Nearly every person’s face is asymmetrical to a greater or lesser degree. This also applies to the eye region. Naturally the aim of surgery is to achieve as much symmetry as possible. There are however many factors that cannot be influenced by surgery that may have an impact on the overall appearance and symmetry of face (e.g. bone structure, muscle activity etc.) so that despite meticulous technique it is never possible to create a 100% symmetrical result.
I would like an upper and lower eyelid blepharoplasty. Can they be done at the same time?
Yes, this is possible. Naturally it will increase the operation time to approximately 2 h and it is recommended that the procedure be done under general anaesthetic or at least with sedation.
What happens if too much skin is removed?
If too much skin is removed, you won’t be able to close your eye completely. A gap between the upper and lower eyelid of a few millimeters is absolutely normal immediately after surgery and in most cases settles completely over a period of 3-4 weeks. If the gap remains significant and causes discomfort such as a dry eye or increased tear production it will be necessary to re-open the surgical wound and correct the defect with a thin skin graft.
Can I wear make-up after the operation?
Once the wounds have healed completely (approximately 1 week after surgery) you can apply make-up freely. Before this time the wound itself should be kept clean and dry. You may apply make-up to the surrounding areas though.

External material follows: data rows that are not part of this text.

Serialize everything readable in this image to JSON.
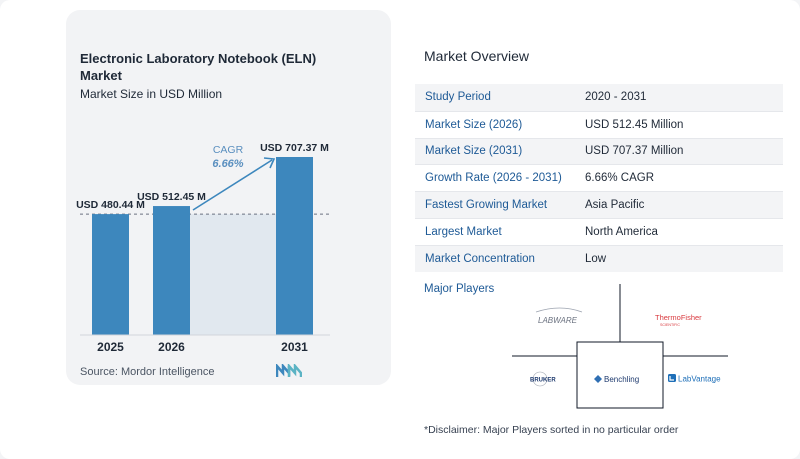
{
  "chart": {
    "title": "Electronic Laboratory Notebook (ELN) Market",
    "subtitle": "Market Size in USD Million",
    "source": "Source:  Mordor Intelligence",
    "cagr_label": "CAGR",
    "cagr_value": "6.66%"
  },
  "chart_data": {
    "type": "bar",
    "title": "Electronic Laboratory Notebook (ELN) Market",
    "subtitle": "Market Size in USD Million",
    "categories": [
      "2025",
      "2026",
      "2031"
    ],
    "values": [
      480.44,
      512.45,
      707.37
    ],
    "data_labels": [
      "USD 480.44 M",
      "USD 512.45 M",
      "USD 707.37 M"
    ],
    "unit": "USD Million",
    "annotation": {
      "label": "CAGR",
      "value": "6.66%"
    },
    "colors": {
      "bar": "#3d87bd",
      "shade": "#e1e8ef",
      "arrow": "#3d87bd",
      "cagr_text": "#5a8fbf"
    },
    "grid": false,
    "legend": "none"
  },
  "overview": {
    "title": "Market Overview",
    "rows": [
      {
        "label": "Study Period",
        "value": "2020 - 2031"
      },
      {
        "label": "Market Size (2026)",
        "value": "USD 512.45 Million"
      },
      {
        "label": "Market Size (2031)",
        "value": "USD 707.37 Million"
      },
      {
        "label": "Growth Rate (2026 - 2031)",
        "value": "6.66% CAGR"
      },
      {
        "label": "Fastest Growing Market",
        "value": "Asia Pacific"
      },
      {
        "label": "Largest Market",
        "value": "North America"
      },
      {
        "label": "Market Concentration",
        "value": "Low"
      }
    ],
    "players_label": "Major Players",
    "players": [
      "LABWARE",
      "ThermoFisher",
      "SCIENTIFIC",
      "BRUKER",
      "Benchling",
      "LabVantage"
    ],
    "disclaimer": "*Disclaimer: Major Players sorted in no particular order"
  },
  "colors": {
    "label_blue": "#1e5a96",
    "row_shade": "#f3f4f6",
    "thermo_red": "#d9393e"
  }
}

Will I get a sick certificate for the time I am off work?
Only if the procedure is covered by your health insurance. Sick certificates cannot be issued for cosmetic procedures. You will need to take leave for the entire period that you are absent from work.

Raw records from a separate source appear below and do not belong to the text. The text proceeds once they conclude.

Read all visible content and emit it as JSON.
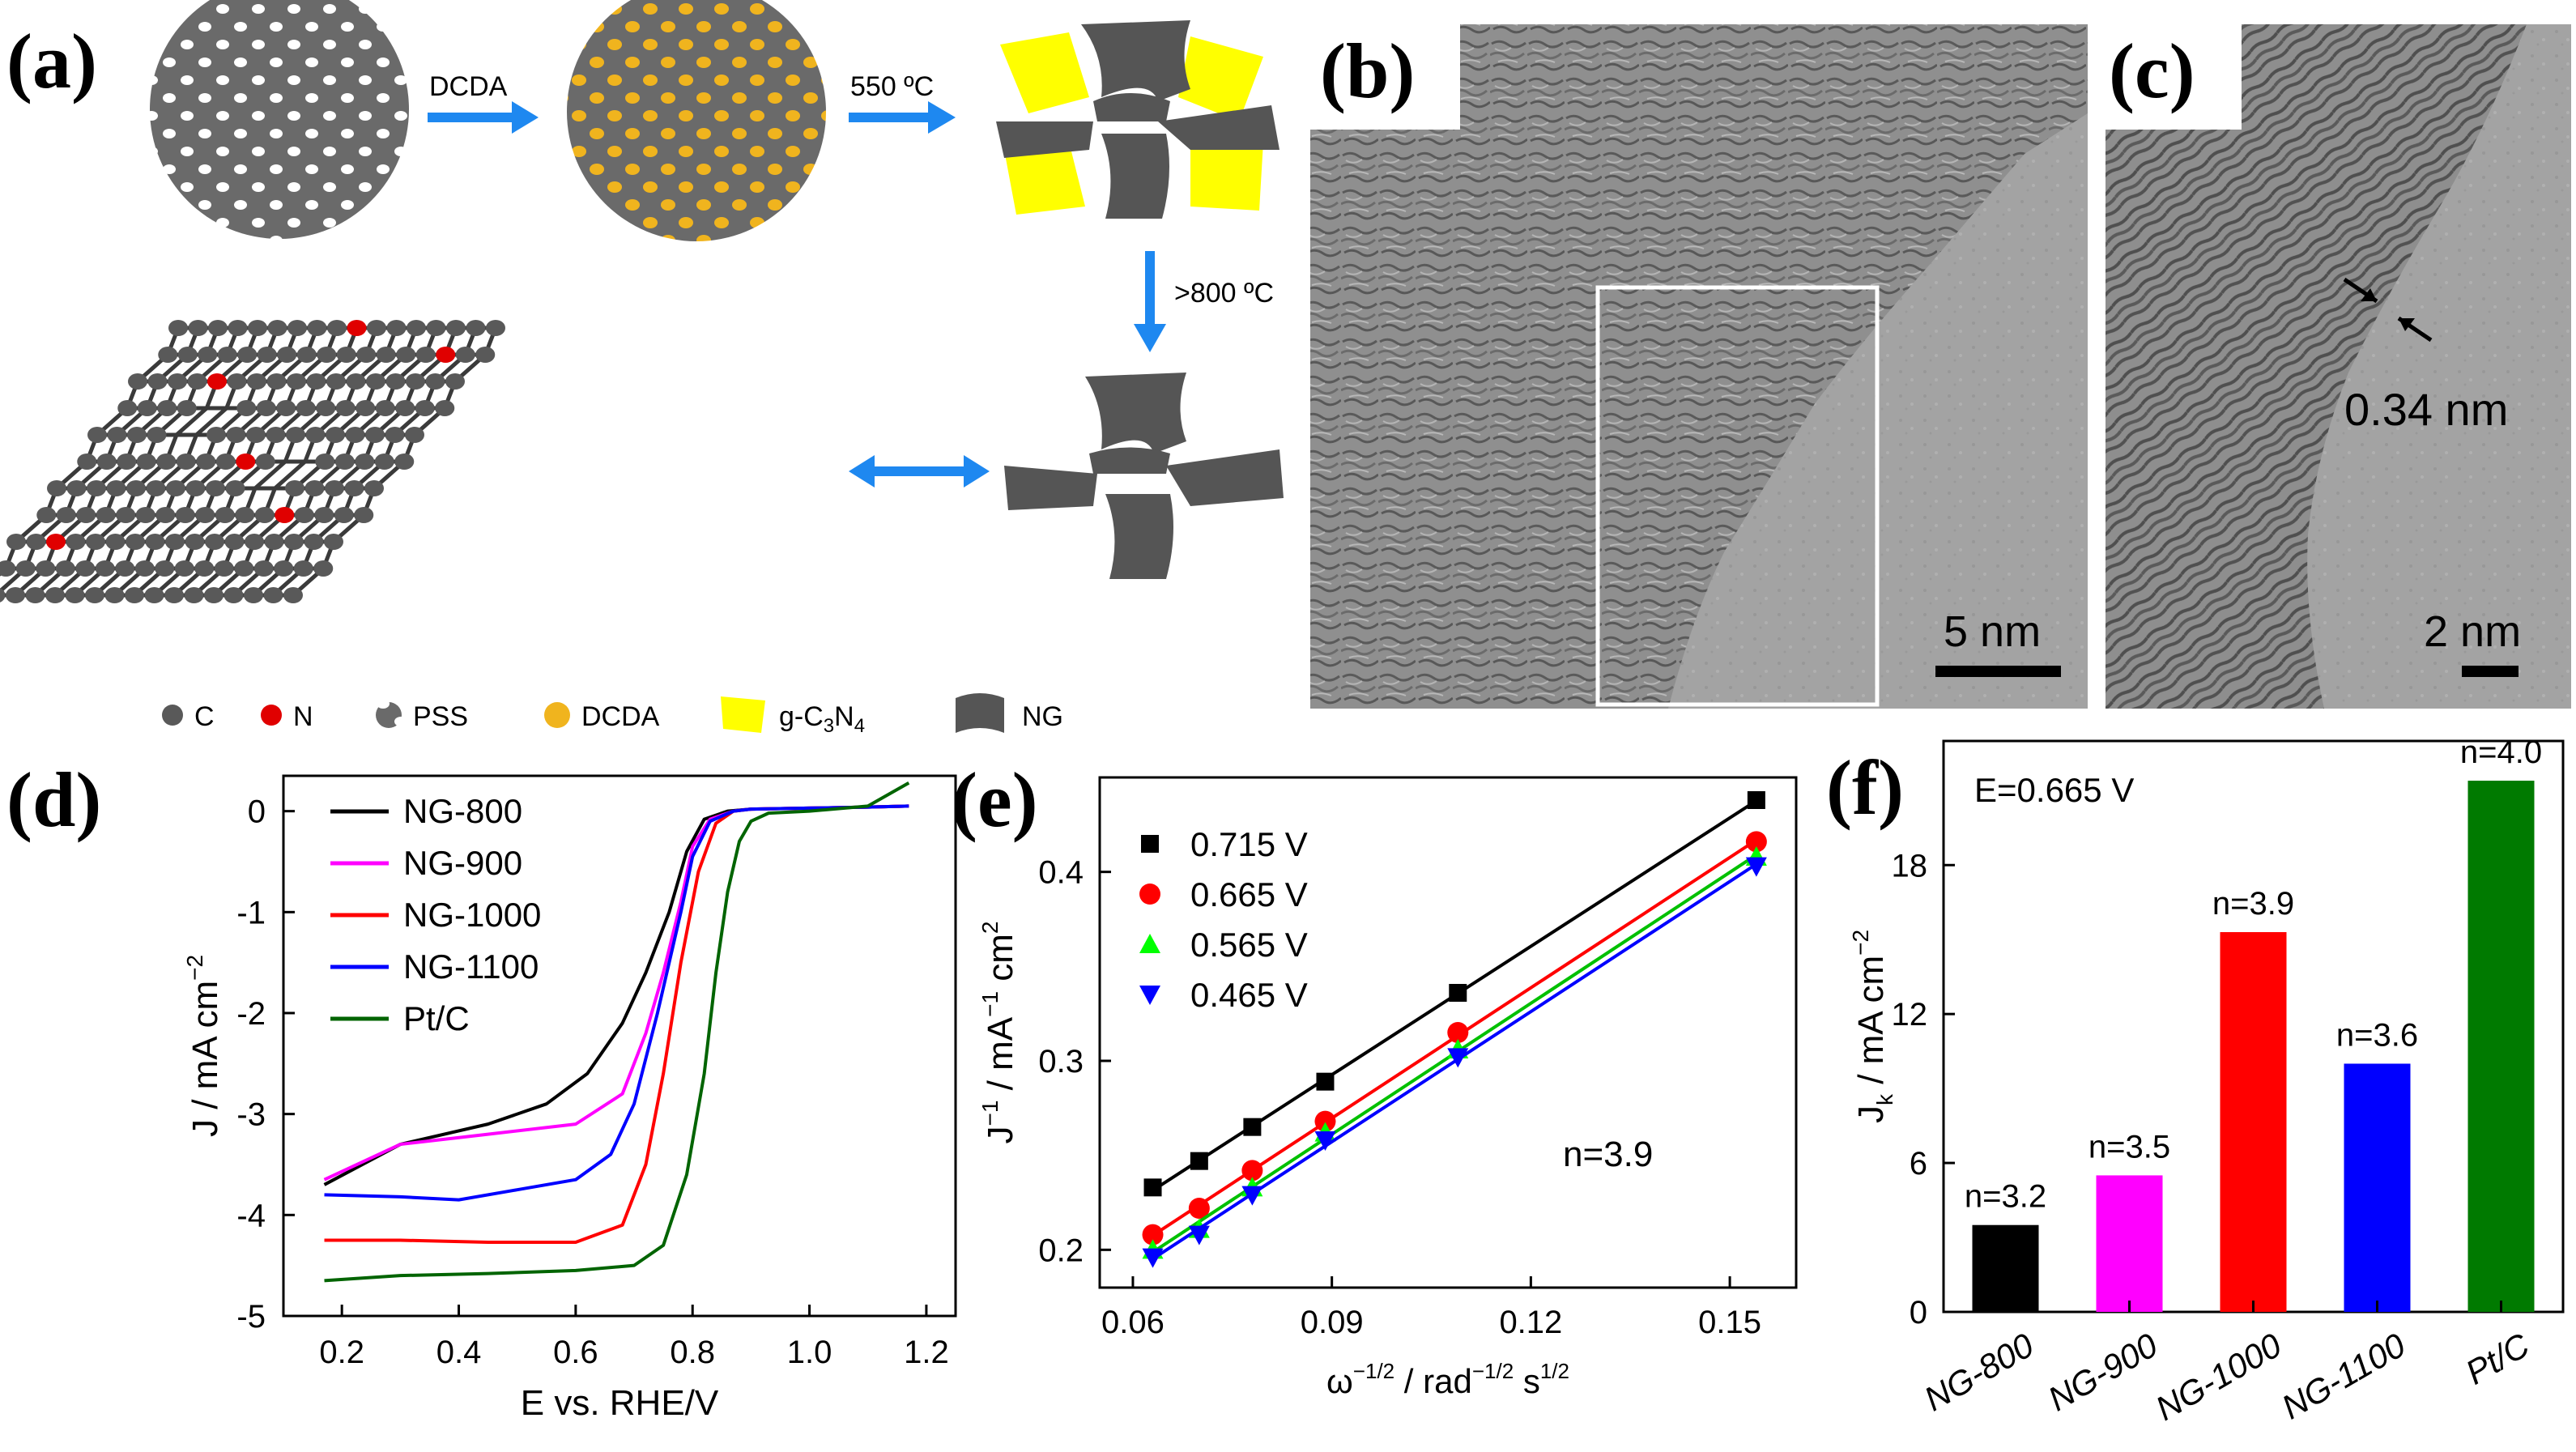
{
  "panels": {
    "a": {
      "label": "(a)",
      "step1_label": "DCDA",
      "step2_label": "550 ºC",
      "step3_label": ">800 ºC",
      "legend": {
        "c": "C",
        "n": "N",
        "pss": "PSS",
        "dcda": "DCDA",
        "gcn_prefix": "g-C",
        "gcn_sub1": "3",
        "gcn_mid": "N",
        "gcn_sub2": "4",
        "ng": "NG"
      },
      "colors": {
        "carbon": "#595959",
        "nitrogen": "#e00000",
        "dcda": "#f0b41e",
        "gc3n4": "#ffff00",
        "arrow": "#1e88f0"
      }
    },
    "b": {
      "label": "(b)",
      "scale_bar": "5 nm"
    },
    "c": {
      "label": "(c)",
      "scale_bar": "2 nm",
      "lattice_spacing": "0.34 nm"
    }
  },
  "chart_data": [
    {
      "panel": "(d)",
      "type": "line",
      "xlabel": "E vs. RHE/V",
      "ylabel": "J / mA cm",
      "ylabel_sup": "−2",
      "xlim": [
        0.1,
        1.25
      ],
      "ylim": [
        -5,
        0.35
      ],
      "xticks": [
        "0.2",
        "0.4",
        "0.6",
        "0.8",
        "1.0",
        "1.2"
      ],
      "yticks": [
        "-5",
        "-4",
        "-3",
        "-2",
        "-1",
        "0"
      ],
      "legend_position": "top-left",
      "series": [
        {
          "name": "NG-800",
          "color": "#000000",
          "x": [
            0.17,
            0.3,
            0.45,
            0.55,
            0.62,
            0.68,
            0.72,
            0.76,
            0.79,
            0.82,
            0.86,
            0.9,
            1.0,
            1.1,
            1.17
          ],
          "y": [
            -3.7,
            -3.3,
            -3.1,
            -2.9,
            -2.6,
            -2.1,
            -1.6,
            -1.0,
            -0.4,
            -0.08,
            0.0,
            0.02,
            0.03,
            0.04,
            0.05
          ]
        },
        {
          "name": "NG-900",
          "color": "#ff00ff",
          "x": [
            0.17,
            0.3,
            0.45,
            0.6,
            0.68,
            0.72,
            0.75,
            0.78,
            0.8,
            0.83,
            0.87,
            0.9,
            1.0,
            1.1,
            1.17
          ],
          "y": [
            -3.65,
            -3.3,
            -3.2,
            -3.1,
            -2.8,
            -2.2,
            -1.6,
            -0.9,
            -0.35,
            -0.08,
            0.0,
            0.02,
            0.03,
            0.04,
            0.05
          ]
        },
        {
          "name": "NG-1000",
          "color": "#ff0000",
          "x": [
            0.17,
            0.3,
            0.45,
            0.6,
            0.68,
            0.72,
            0.75,
            0.78,
            0.81,
            0.84,
            0.87,
            0.9,
            1.0,
            1.1,
            1.17
          ],
          "y": [
            -4.25,
            -4.25,
            -4.27,
            -4.27,
            -4.1,
            -3.5,
            -2.6,
            -1.5,
            -0.6,
            -0.12,
            0.0,
            0.02,
            0.03,
            0.04,
            0.05
          ]
        },
        {
          "name": "NG-1100",
          "color": "#0000ff",
          "x": [
            0.17,
            0.3,
            0.4,
            0.5,
            0.6,
            0.66,
            0.7,
            0.74,
            0.78,
            0.8,
            0.83,
            0.87,
            0.9,
            1.0,
            1.1,
            1.17
          ],
          "y": [
            -3.8,
            -3.82,
            -3.85,
            -3.75,
            -3.65,
            -3.4,
            -2.9,
            -2.0,
            -1.0,
            -0.45,
            -0.1,
            0.0,
            0.02,
            0.03,
            0.04,
            0.05
          ]
        },
        {
          "name": "Pt/C",
          "color": "#006400",
          "x": [
            0.17,
            0.3,
            0.45,
            0.6,
            0.7,
            0.75,
            0.79,
            0.82,
            0.84,
            0.86,
            0.88,
            0.9,
            0.93,
            1.0,
            1.1,
            1.17
          ],
          "y": [
            -4.65,
            -4.6,
            -4.58,
            -4.55,
            -4.5,
            -4.3,
            -3.6,
            -2.6,
            -1.6,
            -0.8,
            -0.3,
            -0.1,
            -0.02,
            0.0,
            0.05,
            0.28
          ]
        }
      ]
    },
    {
      "panel": "(e)",
      "type": "scatter",
      "xlabel": "ω / rad s",
      "xlabel_sup1": "−1/2",
      "xlabel_sup2": "−1/2",
      "xlabel_sup3": "1/2",
      "ylabel": "J / mA cm",
      "ylabel_sup1": "−1",
      "ylabel_sup2": "−1",
      "ylabel_sup3": "2",
      "annotation": "n=3.9",
      "xlim": [
        0.055,
        0.16
      ],
      "ylim": [
        0.18,
        0.45
      ],
      "xticks": [
        "0.06",
        "0.09",
        "0.12",
        "0.15"
      ],
      "yticks": [
        "0.2",
        "0.3",
        "0.4"
      ],
      "x": [
        0.063,
        0.07,
        0.078,
        0.089,
        0.109,
        0.154
      ],
      "series": [
        {
          "name": "0.715 V",
          "color": "#000000",
          "marker": "square",
          "values": [
            0.233,
            0.247,
            0.265,
            0.289,
            0.336,
            0.438
          ]
        },
        {
          "name": "0.665 V",
          "color": "#ff0000",
          "marker": "circle",
          "values": [
            0.208,
            0.222,
            0.242,
            0.268,
            0.315,
            0.416
          ]
        },
        {
          "name": "0.565 V",
          "color": "#00ff00",
          "marker": "triangle-up",
          "values": [
            0.2,
            0.211,
            0.233,
            0.262,
            0.306,
            0.408
          ]
        },
        {
          "name": "0.465 V",
          "color": "#0000ff",
          "marker": "triangle-down",
          "values": [
            0.196,
            0.208,
            0.229,
            0.258,
            0.302,
            0.403
          ]
        }
      ]
    },
    {
      "panel": "(f)",
      "type": "bar",
      "annotation": "E=0.665 V",
      "ylabel": "J / mA cm",
      "ylabel_sub": "k",
      "ylabel_sup": "−2",
      "ylim": [
        0,
        23
      ],
      "yticks": [
        "0",
        "6",
        "12",
        "18"
      ],
      "categories": [
        "NG-800",
        "NG-900",
        "NG-1000",
        "NG-1100",
        "Pt/C"
      ],
      "values": [
        3.5,
        5.5,
        15.3,
        10.0,
        21.4
      ],
      "bar_labels": [
        "n=3.2",
        "n=3.5",
        "n=3.9",
        "n=3.6",
        "n=4.0"
      ],
      "colors": [
        "#000000",
        "#ff00ff",
        "#ff0000",
        "#0000ff",
        "#007a00"
      ]
    }
  ]
}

Will my health insurance cover the costs for the surgery?
In most cases not. If the skin excess is significant with a measurable decrease of the visual field (usually done by an ophthalmologist) the procedure may be covered by your insurance. In such cases written approval must be obtained by your surgeon prior to surgery.
Will my health insurance cover the costs of treatment if I develop any complications requiring medical treatment, hospitalization or even further surgery?
Yes, provided the complication is purely medical, e.g. an infection. Corrections of aesthetic complications (e.g. asymmetry, scarring, under- or overcorrection etc.) are not covered.